Ouagadougou, le 10 juillet 2026 — Le ministère de la Sécurité annonce le lancement officiel, à compter du 1er août 2026, du dispositif de vidéoverbalisation dans la ville de Ouagadougou. Une mesure phare qui s’inscrit dans la dynamique de modernisation des mécanismes de contrôle routier et de renforcement de la sécurité sur les artères de la capitale.
Dans un communiqué signé du ministre de la Sécurité, Mahamadou SANA, Officier de l’Ordre de l’Étalon, les autorités portent à la connaissance des populations que ce nouveau système d’e-verbalisation ciblera quatre catégories d’infractions au Code de la route, à savoir :

le non-respect de la signalisation lumineuse (feux tricolores) ;
le non-port de la ceinture de sécurité ;
l’usage manuel du téléphone au volant ;
l’excès de vitesse.
Une notification automatique par SMS
oncrètement, chaque infraction constatée par les caméras du dispositif sera notifiée automatiquement au propriétaire du véhicule concerné, via un message SMS. Cette notification comportera les références précises de l’infraction ainsi qu’un lien permettant le paiement de la contravention à travers la plateforme FasoArzêka.
Immobilisation du véhicule en cas de non-paiement
Le ministre rappelle par ailleurs qu’en cas de non-règlement de l’amende due dans un délai d’un mois après la verbalisation, l’engin impliqué sera immobilisé lors des opérations de contrôle routier ou de la visite technique.

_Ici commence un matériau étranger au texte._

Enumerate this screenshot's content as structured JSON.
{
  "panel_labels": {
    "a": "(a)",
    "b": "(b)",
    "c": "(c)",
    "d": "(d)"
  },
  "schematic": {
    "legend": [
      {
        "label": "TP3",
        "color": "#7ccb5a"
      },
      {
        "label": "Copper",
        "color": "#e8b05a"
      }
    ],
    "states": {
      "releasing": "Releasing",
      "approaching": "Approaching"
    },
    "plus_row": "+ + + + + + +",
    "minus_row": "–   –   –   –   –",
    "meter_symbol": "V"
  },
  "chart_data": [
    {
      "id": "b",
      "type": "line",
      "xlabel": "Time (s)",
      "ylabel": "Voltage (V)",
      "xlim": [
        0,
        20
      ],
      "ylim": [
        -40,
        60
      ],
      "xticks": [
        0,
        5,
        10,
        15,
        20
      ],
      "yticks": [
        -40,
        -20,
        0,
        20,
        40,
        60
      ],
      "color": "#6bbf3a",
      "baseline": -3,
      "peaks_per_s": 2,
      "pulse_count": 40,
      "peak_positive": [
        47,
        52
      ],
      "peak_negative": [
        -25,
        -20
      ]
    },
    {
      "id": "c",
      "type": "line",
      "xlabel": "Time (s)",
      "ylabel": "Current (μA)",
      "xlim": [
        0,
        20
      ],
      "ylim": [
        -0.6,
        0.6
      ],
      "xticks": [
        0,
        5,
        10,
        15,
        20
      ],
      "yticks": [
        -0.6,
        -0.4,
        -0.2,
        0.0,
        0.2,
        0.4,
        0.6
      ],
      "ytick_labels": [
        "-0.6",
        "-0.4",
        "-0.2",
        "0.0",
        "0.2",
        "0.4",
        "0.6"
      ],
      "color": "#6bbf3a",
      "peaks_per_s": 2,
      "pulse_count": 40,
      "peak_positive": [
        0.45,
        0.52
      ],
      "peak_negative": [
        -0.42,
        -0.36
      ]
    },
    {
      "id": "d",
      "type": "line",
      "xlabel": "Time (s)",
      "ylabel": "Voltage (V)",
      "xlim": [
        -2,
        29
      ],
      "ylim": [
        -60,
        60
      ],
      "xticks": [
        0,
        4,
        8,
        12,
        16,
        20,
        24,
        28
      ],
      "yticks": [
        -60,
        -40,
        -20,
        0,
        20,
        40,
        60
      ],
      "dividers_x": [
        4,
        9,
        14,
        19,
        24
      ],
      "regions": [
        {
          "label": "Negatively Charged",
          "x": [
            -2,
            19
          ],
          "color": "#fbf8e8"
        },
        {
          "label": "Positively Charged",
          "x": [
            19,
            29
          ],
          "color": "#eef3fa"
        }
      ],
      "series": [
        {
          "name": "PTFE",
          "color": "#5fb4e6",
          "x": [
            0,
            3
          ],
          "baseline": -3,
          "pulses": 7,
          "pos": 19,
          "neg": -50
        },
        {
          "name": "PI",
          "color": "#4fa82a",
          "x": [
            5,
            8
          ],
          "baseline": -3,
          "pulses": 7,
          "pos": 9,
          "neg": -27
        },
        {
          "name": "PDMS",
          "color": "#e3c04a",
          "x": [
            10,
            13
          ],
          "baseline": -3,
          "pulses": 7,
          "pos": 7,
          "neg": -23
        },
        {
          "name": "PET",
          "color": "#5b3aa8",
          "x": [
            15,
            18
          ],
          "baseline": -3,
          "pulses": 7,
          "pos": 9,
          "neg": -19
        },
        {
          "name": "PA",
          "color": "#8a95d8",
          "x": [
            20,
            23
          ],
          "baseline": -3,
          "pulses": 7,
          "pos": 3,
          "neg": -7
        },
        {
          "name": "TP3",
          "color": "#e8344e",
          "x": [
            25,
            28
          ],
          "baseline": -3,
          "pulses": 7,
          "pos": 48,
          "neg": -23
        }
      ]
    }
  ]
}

Cette mesure s’applique sans préjudice des pénalités additionnelles et des Travaux d’Intérêt Commun (TIC) qui pourraient être associés à l’infraction.
Un appel à la responsabilité citoyenne
À travers ce communiqué, le ministre de la Sécurité invite l’ensemble des usagers de la route à observer un strict respect des règles de circulation et à adopter, en toutes circonstances, des comportements civiques et responsables.
Il souligne que la vidéoverbalisation ne se veut pas seulement un outil répressif, mais avant tout un instrument de prévention, destiné à renforcer la discipline routière et à lutter contre les comportements à risque qui endeuillent trop souvent les routes burkinabè.
Le ministre dit enfin compter sur l’adhésion pleine et entière des populations à cette réforme, qui se veut au service de la sécurité routière et de la préservation des vies humaines.
Avec ce dispositif, Ouagadougou rejoint la liste des capitales africaines ayant fait le choix de la technologie pour discipliner la circulation urbaine. Rendez-vous le 1er août 2026 pour l’entrée en vigueur effective de la mesure.